身形高大的叶知西一袭黑衣隐没在夜色之中,原本就是黑暗强者的他对此刻神秘的氛围格外欢喜,这是他的领地,是他的战场。
再次来到洞口,烛光拉长他的身影。
洞内的岩壁上浮动着巨大的暗影,像是黑暗恶魔出世一般,令人心惊胆战。
听到声响的于忘而悠哉地从里面走出来,见到叶知西她并未惊讶,面不改色的走到男人面前,说:“怎么,是舒淳让你来的?”
“还不到半年,你会正式成为吸血鬼,你的创造者有没有告诉过你,行事要小心。”
“你是来警告我不要针对舒淳,是吗?她胆子小到需要你保护,刚离开医院你就找来,看来你对她惟命是从,她还真有两下子!”于忘而讽刺道,“也对,她勾.引男人的狐媚本领,岂是普通人能比的。”
“闭嘴!”叶知西厉声呵斥,“我不是来听你在背后奚落人的。于忘而,这段时间你老老实实和路星洲在一起,只要你有半分想伤害她的想法,我会让你死无全尸。”

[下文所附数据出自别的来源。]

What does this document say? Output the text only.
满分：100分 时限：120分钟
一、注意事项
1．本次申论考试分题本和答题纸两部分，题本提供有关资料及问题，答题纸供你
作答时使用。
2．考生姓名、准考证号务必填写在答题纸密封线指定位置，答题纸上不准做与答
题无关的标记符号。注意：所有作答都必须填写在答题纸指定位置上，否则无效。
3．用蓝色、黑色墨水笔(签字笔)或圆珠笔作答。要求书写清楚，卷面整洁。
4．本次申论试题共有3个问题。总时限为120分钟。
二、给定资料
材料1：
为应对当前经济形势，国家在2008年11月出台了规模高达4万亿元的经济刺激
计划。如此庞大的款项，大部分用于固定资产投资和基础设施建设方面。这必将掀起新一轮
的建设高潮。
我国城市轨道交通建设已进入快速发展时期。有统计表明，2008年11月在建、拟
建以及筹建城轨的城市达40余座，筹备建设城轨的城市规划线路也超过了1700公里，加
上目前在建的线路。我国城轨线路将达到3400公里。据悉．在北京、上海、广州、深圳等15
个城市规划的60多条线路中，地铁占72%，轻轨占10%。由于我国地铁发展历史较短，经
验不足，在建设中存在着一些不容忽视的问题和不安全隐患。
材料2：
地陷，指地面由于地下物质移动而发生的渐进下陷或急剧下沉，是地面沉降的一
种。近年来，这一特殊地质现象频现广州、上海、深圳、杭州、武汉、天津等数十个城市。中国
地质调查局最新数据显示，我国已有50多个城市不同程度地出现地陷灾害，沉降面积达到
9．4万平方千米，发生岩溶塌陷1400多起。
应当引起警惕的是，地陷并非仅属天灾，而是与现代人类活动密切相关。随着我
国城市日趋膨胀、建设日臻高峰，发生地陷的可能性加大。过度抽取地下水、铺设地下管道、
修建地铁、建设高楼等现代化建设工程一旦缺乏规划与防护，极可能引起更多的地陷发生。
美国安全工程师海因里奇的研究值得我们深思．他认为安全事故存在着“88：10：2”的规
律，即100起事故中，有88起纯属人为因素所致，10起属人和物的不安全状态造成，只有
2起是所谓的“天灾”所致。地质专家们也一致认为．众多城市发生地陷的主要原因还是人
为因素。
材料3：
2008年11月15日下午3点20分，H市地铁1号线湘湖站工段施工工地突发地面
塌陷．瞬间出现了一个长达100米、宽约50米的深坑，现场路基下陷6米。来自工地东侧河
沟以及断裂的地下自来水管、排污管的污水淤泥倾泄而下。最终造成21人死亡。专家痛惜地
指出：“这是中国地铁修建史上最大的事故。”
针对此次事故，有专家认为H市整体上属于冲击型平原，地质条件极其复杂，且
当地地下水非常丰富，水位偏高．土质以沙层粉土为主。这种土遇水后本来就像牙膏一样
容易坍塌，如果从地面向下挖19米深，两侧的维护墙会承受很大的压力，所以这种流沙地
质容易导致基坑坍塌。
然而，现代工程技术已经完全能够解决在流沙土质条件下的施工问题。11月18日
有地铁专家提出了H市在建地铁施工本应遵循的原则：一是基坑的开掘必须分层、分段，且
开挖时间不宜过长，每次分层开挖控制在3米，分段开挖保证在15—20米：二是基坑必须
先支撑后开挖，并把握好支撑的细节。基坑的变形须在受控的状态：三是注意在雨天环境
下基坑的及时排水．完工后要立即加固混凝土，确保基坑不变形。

“怎么,你认为我怕死,怕死我就不是于忘而!再说,你伤得了我吗,我可是受保护的。”
“你认为这个世界上只有吸血鬼才能杀吸血鬼吗?你是不是还没听说过吸血鬼猎人,或者是人类能用各种材质杀掉吸血鬼的事?”话音刚落,一阵狂风吹进洞内,烛火顿时熄灭。
黑暗之中,两个身影相对而立。
于忘而确实思量过该不该动有叶知西保护的舒淳,她是不怕死,若是和路星洲和好后却要四处逃亡,她不愿意。
思来想去,恐怕一时半会儿没办法报仇。
虽不甘心,于忘而只得暂时不动舒淳。那份仇怨,她不会忘记。
不管过多久,哪怕时光早已消逝。
于忘而表面上妥协,说:“好吧,你说得有道理。她是你的人,我不想再追究。叶知西,我没有说谎,我可以拿我的生命起誓,那天就是舒淳将我撞下悬崖!”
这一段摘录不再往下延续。